Posting from Scotch Lad, retrieved from Just Retired and put where he intended:
1 Sep 2007 11:45 AM I don't wish to create any slanging match regarding Unions, I recognise that in certain cases they can be beneficial. I also fully support the principles on which they were founded, namely to protect the rights of workers.
However, where I may offer disagreement is in the fact that in many of the last 40 years Unions have done more harm than good. Closed shops, restrictive practices, blackmailing of the general public, they have done it all. Yes, there have been many cases of workers getting the full pensions to which they were entitled, but there have also been instances where the negative approach by Unions to a failing Company, have reduced the final payout offered to the workers. The Union bosses in the meantime walked away with their full salaries intact.
I did work for 4 years in the public sector, and of course was 'encouraged' and I use the word very loosely, to join the Union. I refused as I did not feel that their ideas matched my own , and I felt that I should retain a personal choice. This was in the time when it had only just been made law that mandatory joining was no longer required, much to the Unions displeasure.
For various reasons I swopped to the private sector and from then on, never had any contact with Unions. I felt that I had the freedom to negotiate my own salary package depending on the personal worth I felt I gave to my employers. If things went wrong and I was made redundant (3 times) then well, it was back to the drawing board and start again. However, each time the redundancy package I received was more than I would have received under a Union negotiated deal. Some may say that was due to the fact I kept 'quiet' and possibly true. But when you have kids and a mortgage I took the best deal I could get.
I think what has really 'soured' my opinion of Unions is the way they entered politics in the 60's and 70's and tried to be unelected leaders of the country. That was outside their remit and merely progressed the careers of a few sad officials. That led to the 'Maggie' era when the pendulum swung probably too much the other way.

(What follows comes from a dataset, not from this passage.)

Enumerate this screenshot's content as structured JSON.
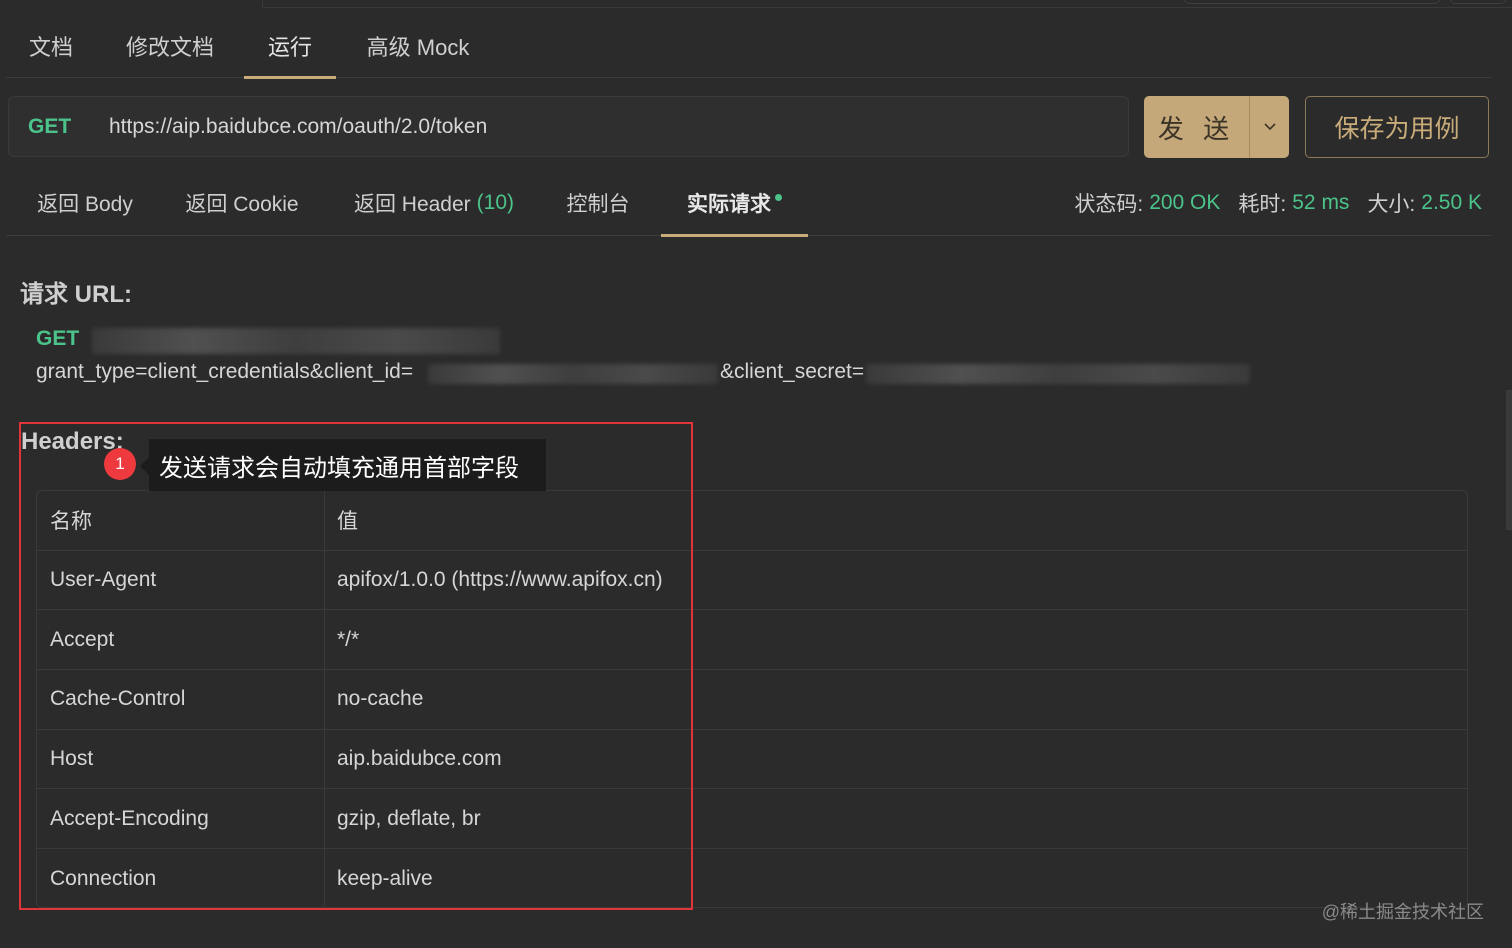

The other factor nowadays is globalisation. The public sector is probably the only instance left where a Union can sit down face to face with employers. Therefore they can bring more pressure to bear when their actions can possibly directly affect the constituents of the MPs sitting opposite. If the boardroom is in another country the result is more likely to be acceleration of the plans to move the operation to another country and pick up a relocation bonus from the new country.
The original Post regarding the Prison Officers action is valid, but it must viewed that their action reflects a general failure of expansion of the prison capacity despite a rapid increase in prison population, due to many reasons, and that the salary part of it is just a small factor. Again, the root cause should be addressed not just a 'patch' by paying more money out of the public purse, or as I mentioned previously, there will be a knock on effect and we will all end up paying more taxes.